Ama konunun bu tarafı da değil benim anlatmak istediğim; hayvanları hor görürken onlardan hiç mi parça yok bizde? Örneğin ürünlerini yediğimiz şu toprağa geçmişten günümüze kaç bin tür hayvanın bedeni çürüyüp karıştı bilenimiz var mı? Bir avuç toprakta gelmiş geçmiş kaç canlının atomları bulunur hayal etmeye çalışalım bir kere!

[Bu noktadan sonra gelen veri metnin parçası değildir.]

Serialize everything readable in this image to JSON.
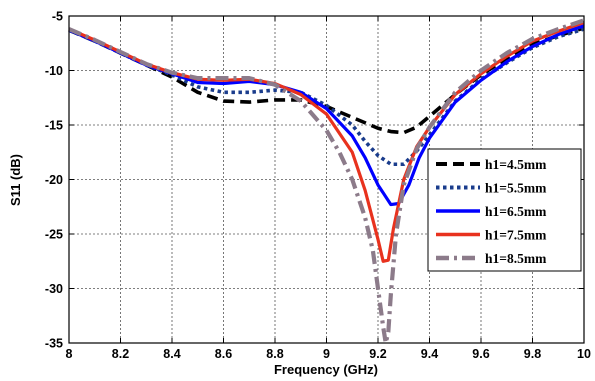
{
  "chart_data": {
    "type": "line",
    "title": "",
    "xlabel": "Frequency (GHz)",
    "ylabel": "S11 (dB)",
    "xlim": [
      8,
      10
    ],
    "ylim": [
      -35,
      -5
    ],
    "xticks": [
      8,
      8.2,
      8.4,
      8.6,
      8.8,
      9,
      9.2,
      9.4,
      9.6,
      9.8,
      10
    ],
    "yticks": [
      -35,
      -30,
      -25,
      -20,
      -15,
      -10,
      -5
    ],
    "xtick_labels": [
      "8",
      "8.2",
      "8.4",
      "8.6",
      "8.8",
      "9",
      "9.2",
      "9.4",
      "9.6",
      "9.8",
      "10"
    ],
    "ytick_labels": [
      "-35",
      "-30",
      "-25",
      "-20",
      "-15",
      "-10",
      "-5"
    ],
    "grid": true,
    "legend_position": "right",
    "series": [
      {
        "name": "h1=4.5mm",
        "color": "#000000",
        "dash": "dashed",
        "x": [
          8,
          8.1,
          8.2,
          8.3,
          8.4,
          8.5,
          8.6,
          8.7,
          8.8,
          8.9,
          9.0,
          9.1,
          9.2,
          9.25,
          9.3,
          9.35,
          9.4,
          9.5,
          9.6,
          9.7,
          9.8,
          9.9,
          10
        ],
        "y": [
          -6.3,
          -7.3,
          -8.4,
          -9.5,
          -10.6,
          -12.0,
          -12.8,
          -12.9,
          -12.7,
          -12.7,
          -13.3,
          -14.3,
          -15.3,
          -15.6,
          -15.7,
          -15.2,
          -14.2,
          -12.2,
          -10.4,
          -8.9,
          -7.6,
          -6.8,
          -6.1
        ]
      },
      {
        "name": "h1=5.5mm",
        "color": "#1a3c8c",
        "dash": "dotted",
        "x": [
          8,
          8.1,
          8.2,
          8.3,
          8.4,
          8.5,
          8.6,
          8.7,
          8.8,
          8.9,
          9.0,
          9.1,
          9.15,
          9.2,
          9.25,
          9.3,
          9.35,
          9.4,
          9.5,
          9.6,
          9.7,
          9.8,
          9.9,
          10
        ],
        "y": [
          -6.3,
          -7.3,
          -8.4,
          -9.5,
          -10.4,
          -11.5,
          -12.0,
          -12.0,
          -11.8,
          -12.0,
          -13.2,
          -15.0,
          -16.5,
          -17.8,
          -18.6,
          -18.6,
          -17.4,
          -15.9,
          -12.8,
          -10.8,
          -9.3,
          -7.9,
          -6.9,
          -6.2
        ]
      },
      {
        "name": "h1=6.5mm",
        "color": "#0000ff",
        "dash": "solid",
        "x": [
          8,
          8.1,
          8.2,
          8.3,
          8.4,
          8.5,
          8.6,
          8.7,
          8.8,
          8.9,
          9.0,
          9.1,
          9.15,
          9.2,
          9.25,
          9.28,
          9.32,
          9.36,
          9.4,
          9.5,
          9.6,
          9.7,
          9.8,
          9.9,
          10
        ],
        "y": [
          -6.3,
          -7.3,
          -8.4,
          -9.5,
          -10.3,
          -11.1,
          -11.2,
          -11.0,
          -11.3,
          -12.0,
          -13.5,
          -16.0,
          -18.0,
          -20.5,
          -22.3,
          -22.2,
          -20.5,
          -18.0,
          -16.2,
          -12.9,
          -10.9,
          -9.2,
          -7.8,
          -6.7,
          -5.9
        ]
      },
      {
        "name": "h1=7.5mm",
        "color": "#e8321e",
        "dash": "solid",
        "x": [
          8,
          8.1,
          8.2,
          8.3,
          8.4,
          8.5,
          8.6,
          8.7,
          8.8,
          8.9,
          9.0,
          9.1,
          9.15,
          9.2,
          9.22,
          9.24,
          9.26,
          9.3,
          9.35,
          9.4,
          9.5,
          9.6,
          9.7,
          9.8,
          9.9,
          10
        ],
        "y": [
          -6.2,
          -7.2,
          -8.3,
          -9.4,
          -10.2,
          -10.8,
          -10.9,
          -10.8,
          -11.2,
          -12.2,
          -14.0,
          -17.5,
          -21.0,
          -25.5,
          -27.5,
          -27.4,
          -24.5,
          -20.0,
          -17.0,
          -15.2,
          -12.2,
          -10.3,
          -8.7,
          -7.3,
          -6.4,
          -5.6
        ]
      },
      {
        "name": "h1=8.5mm",
        "color": "#8c7b8a",
        "dash": "dashdot",
        "x": [
          8,
          8.1,
          8.2,
          8.3,
          8.4,
          8.5,
          8.6,
          8.7,
          8.8,
          8.9,
          9.0,
          9.05,
          9.1,
          9.15,
          9.18,
          9.2,
          9.22,
          9.23,
          9.24,
          9.25,
          9.27,
          9.3,
          9.35,
          9.4,
          9.5,
          9.6,
          9.7,
          9.8,
          9.9,
          10
        ],
        "y": [
          -6.2,
          -7.2,
          -8.3,
          -9.4,
          -10.2,
          -10.7,
          -10.7,
          -10.7,
          -11.3,
          -12.8,
          -15.5,
          -17.5,
          -20.0,
          -23.5,
          -26.5,
          -30.0,
          -33.5,
          -35.0,
          -34.0,
          -30.5,
          -25.0,
          -20.5,
          -17.2,
          -15.2,
          -12.0,
          -10.0,
          -8.4,
          -7.1,
          -6.2,
          -5.4
        ]
      }
    ]
  }
}
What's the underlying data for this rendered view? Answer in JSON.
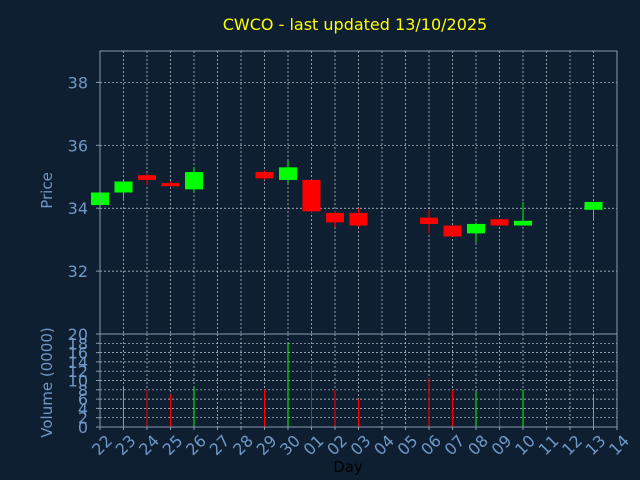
{
  "colors": {
    "background": "#0f1f32",
    "frame": "#8a9bb0",
    "grid": "#c8d0da",
    "title": "#ffff00",
    "axis_text": "#6f98c6",
    "tick_text": "#6f98c6",
    "day_label": "#000000",
    "up": "#00ff00",
    "down": "#ff0000"
  },
  "chart_data": [
    {
      "type": "candlestick",
      "title": "CWCO - last updated 13/10/2025",
      "ylabel": "Price",
      "ylim": [
        30,
        39
      ],
      "yticks": [
        32,
        34,
        36,
        38
      ],
      "grid": true,
      "x_labels": [
        "22",
        "23",
        "24",
        "25",
        "26",
        "27",
        "28",
        "29",
        "30",
        "01",
        "02",
        "03",
        "04",
        "05",
        "06",
        "07",
        "08",
        "09",
        "10",
        "11",
        "12",
        "13",
        "14"
      ],
      "candles": [
        {
          "x": "22",
          "open": 34.1,
          "high": 34.6,
          "low": 34.1,
          "close": 34.5
        },
        {
          "x": "23",
          "open": 34.5,
          "high": 34.9,
          "low": 34.3,
          "close": 34.85
        },
        {
          "x": "24",
          "open": 35.05,
          "high": 35.1,
          "low": 34.75,
          "close": 34.9
        },
        {
          "x": "25",
          "open": 34.8,
          "high": 34.85,
          "low": 34.7,
          "close": 34.7
        },
        {
          "x": "26",
          "open": 34.6,
          "high": 35.3,
          "low": 34.5,
          "close": 35.15
        },
        {
          "x": "29",
          "open": 35.15,
          "high": 35.2,
          "low": 34.9,
          "close": 34.95
        },
        {
          "x": "30",
          "open": 34.9,
          "high": 35.5,
          "low": 34.8,
          "close": 35.3
        },
        {
          "x": "01",
          "open": 34.9,
          "high": 34.9,
          "low": 33.85,
          "close": 33.9
        },
        {
          "x": "02",
          "open": 33.85,
          "high": 33.9,
          "low": 33.4,
          "close": 33.55
        },
        {
          "x": "03",
          "open": 33.85,
          "high": 34.0,
          "low": 33.4,
          "close": 33.45
        },
        {
          "x": "06",
          "open": 33.7,
          "high": 33.95,
          "low": 33.2,
          "close": 33.5
        },
        {
          "x": "07",
          "open": 33.45,
          "high": 33.45,
          "low": 33.1,
          "close": 33.1
        },
        {
          "x": "08",
          "open": 33.2,
          "high": 33.55,
          "low": 32.9,
          "close": 33.5
        },
        {
          "x": "09",
          "open": 33.65,
          "high": 33.65,
          "low": 33.45,
          "close": 33.45
        },
        {
          "x": "10",
          "open": 33.45,
          "high": 34.2,
          "low": 33.45,
          "close": 33.6
        },
        {
          "x": "13",
          "open": 33.95,
          "high": 34.2,
          "low": 33.65,
          "close": 34.2
        }
      ]
    },
    {
      "type": "bar",
      "ylabel": "Volume (0000)",
      "xlabel": "Day",
      "ylim": [
        0,
        20
      ],
      "yticks": [
        0,
        2,
        4,
        6,
        8,
        10,
        12,
        14,
        16,
        18,
        20
      ],
      "grid": true,
      "categories": [
        "22",
        "23",
        "24",
        "25",
        "26",
        "29",
        "30",
        "01",
        "02",
        "03",
        "06",
        "07",
        "08",
        "09",
        "10",
        "13"
      ],
      "values": [
        0,
        8.5,
        8,
        7,
        8.5,
        8,
        18,
        13,
        8,
        6,
        10.5,
        8,
        7.5,
        9,
        8,
        7
      ],
      "directions": [
        "up",
        "up",
        "down",
        "down",
        "up",
        "down",
        "up",
        "down",
        "down",
        "down",
        "down",
        "down",
        "up",
        "down",
        "up",
        "up"
      ]
    }
  ]
}
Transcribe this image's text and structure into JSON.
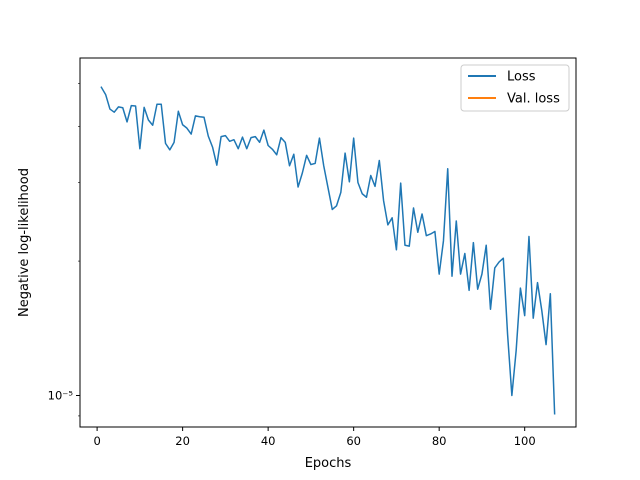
{
  "chart_data": {
    "type": "line",
    "xlabel": "Epochs",
    "ylabel": "Negative log-likelihood",
    "xlim": [
      -4,
      112
    ],
    "ylim": [
      8.5e-06,
      5.7e-05
    ],
    "yscale": "log",
    "grid": false,
    "legend_placement": "top-right",
    "xticks": [
      0,
      20,
      40,
      60,
      80,
      100
    ],
    "xtick_labels": [
      "0",
      "20",
      "40",
      "60",
      "80",
      "100"
    ],
    "yticks": [
      1e-05
    ],
    "ytick_labels": [
      "10⁻⁵"
    ],
    "series": [
      {
        "name": "Loss",
        "color": "#1f77b4",
        "x": [
          1,
          2,
          3,
          4,
          5,
          6,
          7,
          8,
          9,
          10,
          11,
          12,
          13,
          14,
          15,
          16,
          17,
          18,
          19,
          20,
          21,
          22,
          23,
          24,
          25,
          26,
          27,
          28,
          29,
          30,
          31,
          32,
          33,
          34,
          35,
          36,
          37,
          38,
          39,
          40,
          41,
          42,
          43,
          44,
          45,
          46,
          47,
          48,
          49,
          50,
          51,
          52,
          53,
          54,
          55,
          56,
          57,
          58,
          59,
          60,
          61,
          62,
          63,
          64,
          65,
          66,
          67,
          68,
          69,
          70,
          71,
          72,
          73,
          74,
          75,
          76,
          77,
          78,
          79,
          80,
          81,
          82,
          83,
          84,
          85,
          86,
          87,
          88,
          89,
          90,
          91,
          92,
          93,
          94,
          95,
          96,
          97,
          98,
          99,
          100,
          101,
          102,
          103,
          104,
          105,
          106,
          107
        ],
        "y": [
          4.9e-05,
          4.72e-05,
          4.38e-05,
          4.31e-05,
          4.43e-05,
          4.41e-05,
          4.1e-05,
          4.46e-05,
          4.45e-05,
          3.57e-05,
          4.42e-05,
          4.14e-05,
          4.03e-05,
          4.49e-05,
          4.49e-05,
          3.67e-05,
          3.55e-05,
          3.69e-05,
          4.33e-05,
          4.04e-05,
          3.97e-05,
          3.85e-05,
          4.23e-05,
          4.21e-05,
          4.2e-05,
          3.81e-05,
          3.6e-05,
          3.28e-05,
          3.8e-05,
          3.82e-05,
          3.71e-05,
          3.74e-05,
          3.57e-05,
          3.79e-05,
          3.57e-05,
          3.78e-05,
          3.8e-05,
          3.69e-05,
          3.93e-05,
          3.63e-05,
          3.56e-05,
          3.46e-05,
          3.78e-05,
          3.69e-05,
          3.27e-05,
          3.47e-05,
          2.93e-05,
          3.15e-05,
          3.45e-05,
          3.29e-05,
          3.31e-05,
          3.77e-05,
          3.27e-05,
          2.92e-05,
          2.61e-05,
          2.66e-05,
          2.85e-05,
          3.49e-05,
          3.01e-05,
          3.77e-05,
          3e-05,
          2.83e-05,
          2.78e-05,
          3.11e-05,
          2.94e-05,
          3.36e-05,
          2.73e-05,
          2.41e-05,
          2.5e-05,
          2.12e-05,
          2.99e-05,
          2.17e-05,
          2.16e-05,
          2.63e-05,
          2.32e-05,
          2.55e-05,
          2.28e-05,
          2.3e-05,
          2.33e-05,
          1.87e-05,
          2.22e-05,
          3.22e-05,
          1.85e-05,
          2.46e-05,
          1.87e-05,
          2.08e-05,
          1.72e-05,
          2.2e-05,
          1.73e-05,
          1.87e-05,
          2.17e-05,
          1.56e-05,
          1.93e-05,
          1.99e-05,
          2.03e-05,
          1.37e-05,
          1e-05,
          1.26e-05,
          1.74e-05,
          1.51e-05,
          2.27e-05,
          1.49e-05,
          1.79e-05,
          1.55e-05,
          1.3e-05,
          1.69e-05,
          9.1e-06
        ]
      },
      {
        "name": "Val. loss",
        "color": "#ff7f0e",
        "x": [],
        "y": []
      }
    ]
  }
}
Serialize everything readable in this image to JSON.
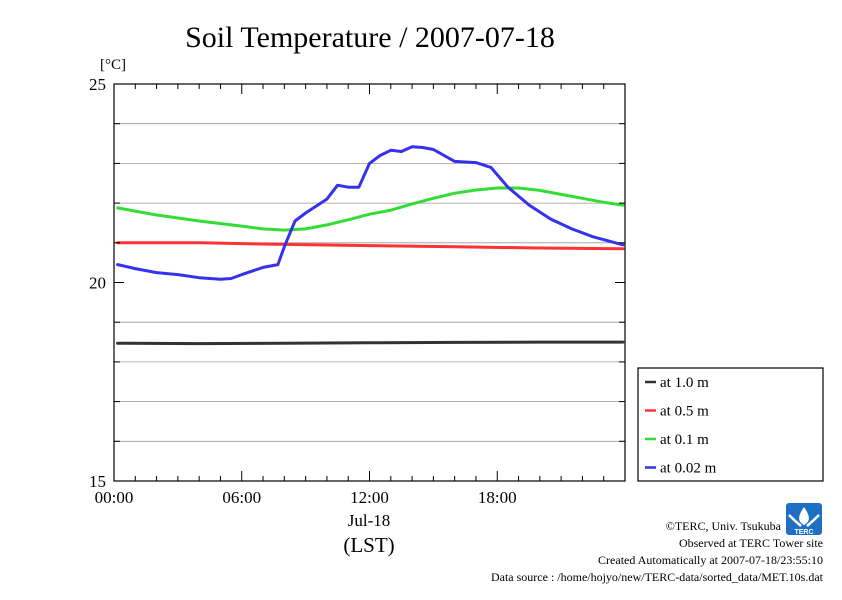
{
  "chart_data": {
    "type": "line",
    "title": "Soil Temperature / 2007-07-18",
    "ylabel": "[°C]",
    "xlabel": "(LST)",
    "x_date_label": "Jul-18",
    "xlim": [
      0,
      24
    ],
    "ylim": [
      15,
      25
    ],
    "x_ticks": [
      {
        "value": 0,
        "label": "00:00"
      },
      {
        "value": 6,
        "label": "06:00"
      },
      {
        "value": 12,
        "label": "12:00"
      },
      {
        "value": 18,
        "label": "18:00"
      }
    ],
    "y_ticks": [
      {
        "value": 15,
        "label": "15"
      },
      {
        "value": 20,
        "label": "20"
      },
      {
        "value": 25,
        "label": "25"
      }
    ],
    "y_gridlines": [
      16,
      17,
      18,
      19,
      21,
      22,
      23,
      24
    ],
    "legend_placement": "bottom-right, outside plot",
    "series": [
      {
        "name": "at 1.0 m",
        "color": "#333333",
        "x": [
          0.17,
          4,
          8,
          12,
          16,
          20,
          23.9
        ],
        "y": [
          18.47,
          18.46,
          18.47,
          18.48,
          18.49,
          18.5,
          18.5
        ]
      },
      {
        "name": "at 0.5 m",
        "color": "#ff3333",
        "x": [
          0.17,
          4,
          8,
          12,
          16,
          20,
          23.9
        ],
        "y": [
          21.0,
          21.0,
          20.96,
          20.93,
          20.9,
          20.87,
          20.85
        ]
      },
      {
        "name": "at 0.1 m",
        "color": "#33dd33",
        "x": [
          0.17,
          2,
          4,
          6,
          7,
          8,
          9,
          10,
          11,
          12,
          13,
          14,
          15,
          16,
          17,
          18,
          19,
          20,
          21,
          22,
          23,
          23.9
        ],
        "y": [
          21.88,
          21.7,
          21.55,
          21.42,
          21.35,
          21.32,
          21.35,
          21.45,
          21.58,
          21.72,
          21.82,
          21.98,
          22.12,
          22.25,
          22.33,
          22.38,
          22.38,
          22.32,
          22.22,
          22.12,
          22.02,
          21.95
        ]
      },
      {
        "name": "at 0.02 m",
        "color": "#3333ee",
        "x": [
          0.17,
          1,
          2,
          3,
          4,
          5,
          5.5,
          6,
          7,
          7.7,
          8,
          8.5,
          9,
          10,
          10.5,
          11,
          11.5,
          12,
          12.5,
          13,
          13.5,
          14,
          14.5,
          15,
          16,
          17,
          17.7,
          18.5,
          19.5,
          20.5,
          21.5,
          22.5,
          23.9
        ],
        "y": [
          20.45,
          20.35,
          20.25,
          20.2,
          20.12,
          20.08,
          20.1,
          20.2,
          20.38,
          20.45,
          20.9,
          21.55,
          21.75,
          22.1,
          22.45,
          22.4,
          22.4,
          23.0,
          23.2,
          23.33,
          23.3,
          23.42,
          23.4,
          23.35,
          23.05,
          23.02,
          22.9,
          22.4,
          21.95,
          21.6,
          21.35,
          21.15,
          20.95
        ]
      }
    ]
  },
  "credits": {
    "line1": "©TERC, Univ. Tsukuba",
    "line2": "Observed at TERC Tower site",
    "line3": "Created Automatically at 2007-07-18/23:55:10",
    "line4": "Data source : /home/hojyo/new/TERC-data/sorted_data/MET.10s.dat"
  },
  "logo": {
    "text": "TERC",
    "color": "#1e6fc4",
    "icon": "terc-wave-logo-icon"
  }
}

Hani bazen deriz ya “Katır inadı var bunda!”, “Keklik sekişli”, “Aslan gibi kükrüyor”, “Ahu gözlü”, “Tilki gibi kurnaz” ve daha niceleri. Bence, bedenlerinde bulunan ve sözü edilen hayvana ait damarın ağır basmasından kaynaklanıyor o nitelikler. O canlı türünün, söz konusu kişideki varlığının bir kanıtıdır bu. Ayrıca bu topraklar, sadece hayvan gövdelerinin çürümesinden oluşmadı tabi; gökyüzünde kaybolup gitmedi bizden önce yaşayan kişiler; bu mezarlara gömüldü, bu topraklara karıştı onlar da.
Ömer Hayyam’ın şu dörtlüğü en iyi şekilde açıklamıyor mu bunu:

“Senden benden önce kadın erkek niceleri”
“Şenlendirip süslediler dünya denen yeri”
“Senin tenin de toprağa karışacak yarın”
“Senden beslenecek nice insan bedenleri.”
(Çeviri: Sabahhatin Eyuboğlu)

Eskilerin, “ölüler dünyası” anlamına gelen “Hades” dedikleri yerdir orası. Konuşmasalar, hareket etmeseler de bu yerin altı ağzına kadar insan doludur. Pek çok tanıdık bile var aralarında. Örneğin Homeros, Orfeus gibi ozanlar; dünya güzeli Helena, Kleopatra ve Semiramis gibi kadınlar; Mesagat kraliçesi Tomris, Truvalı Hektor gibi kahramanlar; Sokrates, Platon, Thales, Heraklaitos gibi bilgeler ve adı sanı bilinmeyen daha pek çokları.
Biraz da mitolojik bir anlatımla, Styx Nehri’nin öte yanı sonsuz uykuya dalmış insan kalabalığıdır baştan sona. Ve onların arasından kalkıp geliyoruz biz. Kabul etsek de etmesek de onların bedenlerinden parçalar vardır bizim bedenimizde.
Bunun içindir ki biz, biraz Friklerdeniz, biraz Hititlerdeniz, biraz Perslerdeniz, biraz Lüvilerdeniz. Daha doğrusu Anadolu’da yaşamış halkların bir karmasıyız biz.
Demem o ki, bu toprakların yetiştirdiği, bu coğrafyaya has, Anadolu’nun öz sahibi olduğumuz gerçeğini idrak etmeliyiz. Ve kimlerin arasından geldiğimizi, kim olduğumuzu iyi bilmeliyiz; bu çok önemli.